No git clone needed. The Docker image provides the schema; the fetcher populates it from EUR-Lex; the CLI/agent/MCP server query it.

### Docker Compose (full stack)

```bash
# Set your passwords
export POSTGRES_PASSWORD=secret
export OPENAI_API_KEY=sk-...

# Start DB + API
docker compose -f docker-compose.production.yml up -d

# The API is now at http://localhost:3000
# MCP proxy mode can point at it:
LEXIUS_API_URL=http://localhost:3000 LEXIUS_API_KEY=lx_... npx @robotixai/lexius-mcp
```

### Claude Desktop Integration

Add to `claude_desktop_config.json`:

```json
{
"mcpServers": {
"lexius": {
"command": "npx",
"args": ["@robotixai/lexius-mcp"],
"env": {
"DATABASE_URL": "postgresql://$POSTGRES_USER:$POSTGRES_PASSWORD@localhost:5432/$POSTGRES_DB"
}
}
}
}
```

Or use proxy mode (no local DB needed):

```json
{
"mcpServers": {
"lexius": {
"command": "npx",
"args": ["@robotixai/lexius-mcp"],
"env": {
"LEXIUS_API_URL": "https://your-lexius-instance.example.com",
"LEXIUS_API_KEY": "lx_your_key_here"
}
}
}
}
```

### Docker MCP

```bash
# Proxy mode
docker run -e LEXIUS_API_URL=https://your-lexius-instance.example.com \
-e LEXIUS_API_KEY=lx_... \
robotixai/lexius-mcp

# Direct mode
docker run -e DATABASE_URL=postgresql://$POSTGRES_USER:$POSTGRES_PASSWORD@host:5432/$POSTGRES_DB \
robotixai/lexius-mcp
```

## Provenance

Every fact Lexius returns is labelled with its trust level:

| Tier | Meaning | Enforced by |
|------|---------|-------------|
| **AUTHORITATIVE** | Verbatim from official source (EUR-Lex CELLAR).
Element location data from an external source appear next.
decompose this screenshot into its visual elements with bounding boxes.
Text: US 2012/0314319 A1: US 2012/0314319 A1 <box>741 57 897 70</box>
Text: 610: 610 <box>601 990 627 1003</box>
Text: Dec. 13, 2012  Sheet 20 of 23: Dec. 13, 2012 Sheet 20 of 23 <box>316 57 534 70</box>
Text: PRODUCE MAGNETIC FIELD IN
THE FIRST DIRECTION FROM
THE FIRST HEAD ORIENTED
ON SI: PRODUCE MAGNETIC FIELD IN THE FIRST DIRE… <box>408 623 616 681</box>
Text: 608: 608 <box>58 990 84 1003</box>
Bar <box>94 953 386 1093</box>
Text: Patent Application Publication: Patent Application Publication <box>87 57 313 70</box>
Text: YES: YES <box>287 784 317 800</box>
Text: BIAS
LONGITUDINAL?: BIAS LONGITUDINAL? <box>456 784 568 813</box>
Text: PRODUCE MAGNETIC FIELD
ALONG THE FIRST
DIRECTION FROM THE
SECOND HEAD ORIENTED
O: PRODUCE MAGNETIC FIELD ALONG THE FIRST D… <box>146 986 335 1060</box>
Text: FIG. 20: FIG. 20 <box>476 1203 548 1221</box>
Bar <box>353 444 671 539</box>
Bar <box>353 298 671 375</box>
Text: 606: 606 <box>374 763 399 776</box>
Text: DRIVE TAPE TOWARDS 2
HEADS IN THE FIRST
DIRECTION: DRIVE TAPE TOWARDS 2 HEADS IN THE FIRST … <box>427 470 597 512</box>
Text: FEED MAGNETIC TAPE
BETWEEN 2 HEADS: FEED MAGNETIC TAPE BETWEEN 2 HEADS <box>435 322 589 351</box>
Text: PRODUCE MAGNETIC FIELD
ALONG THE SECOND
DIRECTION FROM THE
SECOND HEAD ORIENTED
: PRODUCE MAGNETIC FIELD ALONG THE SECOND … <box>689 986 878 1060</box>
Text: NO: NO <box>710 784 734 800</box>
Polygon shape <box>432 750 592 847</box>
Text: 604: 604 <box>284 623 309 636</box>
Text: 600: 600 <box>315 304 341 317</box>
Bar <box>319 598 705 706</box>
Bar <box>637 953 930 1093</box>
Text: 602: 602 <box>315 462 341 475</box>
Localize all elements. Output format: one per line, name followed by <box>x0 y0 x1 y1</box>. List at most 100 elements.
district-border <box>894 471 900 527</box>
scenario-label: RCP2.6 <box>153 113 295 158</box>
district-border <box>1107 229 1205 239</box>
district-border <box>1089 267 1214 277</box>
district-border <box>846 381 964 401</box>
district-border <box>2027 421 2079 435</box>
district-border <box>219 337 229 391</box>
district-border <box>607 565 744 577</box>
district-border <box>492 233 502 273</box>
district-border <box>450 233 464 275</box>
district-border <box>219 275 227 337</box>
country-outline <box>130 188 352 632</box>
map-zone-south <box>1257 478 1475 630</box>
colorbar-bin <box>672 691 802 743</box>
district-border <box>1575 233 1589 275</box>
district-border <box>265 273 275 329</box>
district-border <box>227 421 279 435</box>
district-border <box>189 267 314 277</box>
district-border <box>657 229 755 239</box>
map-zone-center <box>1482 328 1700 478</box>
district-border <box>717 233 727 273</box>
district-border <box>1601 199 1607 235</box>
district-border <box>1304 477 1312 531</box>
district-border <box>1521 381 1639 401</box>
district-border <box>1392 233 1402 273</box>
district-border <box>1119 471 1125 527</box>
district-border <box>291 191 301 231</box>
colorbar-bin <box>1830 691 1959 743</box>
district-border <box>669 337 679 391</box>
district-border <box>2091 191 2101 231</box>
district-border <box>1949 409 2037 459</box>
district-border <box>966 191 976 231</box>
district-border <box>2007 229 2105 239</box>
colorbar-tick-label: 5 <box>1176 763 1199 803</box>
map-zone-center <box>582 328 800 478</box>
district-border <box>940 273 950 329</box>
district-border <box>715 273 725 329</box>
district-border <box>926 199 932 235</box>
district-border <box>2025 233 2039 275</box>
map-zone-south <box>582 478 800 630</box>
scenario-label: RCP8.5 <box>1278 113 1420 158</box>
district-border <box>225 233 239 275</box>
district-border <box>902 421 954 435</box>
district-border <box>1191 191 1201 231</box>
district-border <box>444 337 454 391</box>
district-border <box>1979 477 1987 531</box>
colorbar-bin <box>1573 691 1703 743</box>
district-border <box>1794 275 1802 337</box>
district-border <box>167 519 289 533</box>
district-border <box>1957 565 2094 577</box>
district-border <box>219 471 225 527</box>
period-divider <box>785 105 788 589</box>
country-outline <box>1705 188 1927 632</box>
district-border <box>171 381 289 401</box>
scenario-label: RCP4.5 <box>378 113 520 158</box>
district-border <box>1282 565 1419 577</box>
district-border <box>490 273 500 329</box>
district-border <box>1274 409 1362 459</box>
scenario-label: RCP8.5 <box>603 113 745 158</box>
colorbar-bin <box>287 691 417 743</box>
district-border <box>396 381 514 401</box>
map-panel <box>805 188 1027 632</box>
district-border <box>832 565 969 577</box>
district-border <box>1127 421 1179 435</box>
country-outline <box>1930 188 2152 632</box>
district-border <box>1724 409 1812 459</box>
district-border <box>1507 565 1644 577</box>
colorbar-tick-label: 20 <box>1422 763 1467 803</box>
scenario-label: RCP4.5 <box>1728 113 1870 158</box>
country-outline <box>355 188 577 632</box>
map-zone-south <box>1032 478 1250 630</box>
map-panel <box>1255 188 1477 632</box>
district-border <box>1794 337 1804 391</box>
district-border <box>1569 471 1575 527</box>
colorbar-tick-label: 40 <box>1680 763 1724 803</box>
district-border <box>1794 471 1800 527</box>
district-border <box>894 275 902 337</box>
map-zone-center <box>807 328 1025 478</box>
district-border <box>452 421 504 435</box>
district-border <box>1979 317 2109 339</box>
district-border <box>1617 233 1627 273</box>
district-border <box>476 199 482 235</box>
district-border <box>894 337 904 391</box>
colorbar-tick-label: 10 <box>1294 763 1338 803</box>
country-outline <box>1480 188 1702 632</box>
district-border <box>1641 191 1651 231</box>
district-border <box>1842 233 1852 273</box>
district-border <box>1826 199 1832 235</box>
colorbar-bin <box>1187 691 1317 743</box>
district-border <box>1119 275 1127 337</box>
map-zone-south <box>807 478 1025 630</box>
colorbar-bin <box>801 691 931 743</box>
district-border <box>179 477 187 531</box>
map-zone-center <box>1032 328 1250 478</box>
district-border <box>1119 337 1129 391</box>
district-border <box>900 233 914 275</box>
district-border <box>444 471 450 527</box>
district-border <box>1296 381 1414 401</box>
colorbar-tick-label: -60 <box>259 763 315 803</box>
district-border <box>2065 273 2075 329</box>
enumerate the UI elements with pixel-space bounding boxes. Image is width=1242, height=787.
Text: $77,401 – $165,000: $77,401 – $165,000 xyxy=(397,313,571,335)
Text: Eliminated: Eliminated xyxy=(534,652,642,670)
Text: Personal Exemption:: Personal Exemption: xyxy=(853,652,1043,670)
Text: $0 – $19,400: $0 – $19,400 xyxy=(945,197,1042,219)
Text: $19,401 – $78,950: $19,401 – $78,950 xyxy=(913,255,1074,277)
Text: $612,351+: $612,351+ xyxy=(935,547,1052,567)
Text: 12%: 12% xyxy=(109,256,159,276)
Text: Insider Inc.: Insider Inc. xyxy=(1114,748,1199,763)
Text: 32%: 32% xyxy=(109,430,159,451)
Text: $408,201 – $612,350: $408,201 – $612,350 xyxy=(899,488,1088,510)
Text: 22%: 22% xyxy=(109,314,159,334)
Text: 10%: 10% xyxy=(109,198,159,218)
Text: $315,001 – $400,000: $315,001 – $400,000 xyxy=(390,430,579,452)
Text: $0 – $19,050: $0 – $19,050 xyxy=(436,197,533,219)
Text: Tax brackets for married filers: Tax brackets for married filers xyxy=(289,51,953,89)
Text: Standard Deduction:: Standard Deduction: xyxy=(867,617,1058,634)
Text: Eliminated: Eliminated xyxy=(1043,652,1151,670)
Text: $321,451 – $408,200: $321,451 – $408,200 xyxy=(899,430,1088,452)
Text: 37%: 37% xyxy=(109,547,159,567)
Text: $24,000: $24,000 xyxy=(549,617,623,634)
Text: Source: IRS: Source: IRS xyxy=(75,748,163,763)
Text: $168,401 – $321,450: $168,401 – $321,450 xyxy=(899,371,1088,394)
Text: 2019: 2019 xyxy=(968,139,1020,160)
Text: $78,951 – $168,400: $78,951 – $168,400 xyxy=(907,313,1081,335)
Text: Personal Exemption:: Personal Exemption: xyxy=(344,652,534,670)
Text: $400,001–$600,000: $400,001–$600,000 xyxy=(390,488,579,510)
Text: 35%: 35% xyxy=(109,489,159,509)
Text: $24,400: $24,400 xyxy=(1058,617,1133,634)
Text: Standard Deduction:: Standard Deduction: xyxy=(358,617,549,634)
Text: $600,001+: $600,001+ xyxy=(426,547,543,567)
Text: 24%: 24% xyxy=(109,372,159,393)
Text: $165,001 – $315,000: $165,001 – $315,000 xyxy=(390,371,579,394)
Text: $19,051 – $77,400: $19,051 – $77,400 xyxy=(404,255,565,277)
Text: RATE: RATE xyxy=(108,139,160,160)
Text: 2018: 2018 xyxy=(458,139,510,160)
SHA-256 hash-verified. | DB CHECK constraint + Specflow PROV-001 |
| **CURATED** | Written or reviewed by a domain expert. `curated_by` + `reviewed_at` recorded. | DB CHECK constraint + PROV-003 |
| **AI_GENERATED** | Model output, not expert-reviewed. `generated_by_model` recorded. | DB CHECK constraint |

## Data Pipeline

```
EUR-Lex CELLAR (XHTML)
↓ fetcher (lexius-fetch ingest --celex 32024R1689 or --source cima)
Articles table — 1,456 AUTHORITATIVE sections across 20 regulations, hash-verified
↓ extractor (lexius-fetch extract --legislation eu-ai-act)
Article Extracts — 8,123+ typed facts (fines EUR/KYD, %, dates, cross-refs, shall-clauses, imprisonment terms)
↓ cross-check (pnpm crosscheck)
CI fails if curated penalty amounts ≠ extracted values from verbatim law
↓ swarm (POST /api/v1/swarm/run)
Compliance workspace — 1,882 findings in 2.6s with 4 parallel agents
↓ synthesis
ComplianceReport with relianceByTier breakdown
```

## Legislations

### EU Regulations (via EUR-Lex CELLAR — XHTML)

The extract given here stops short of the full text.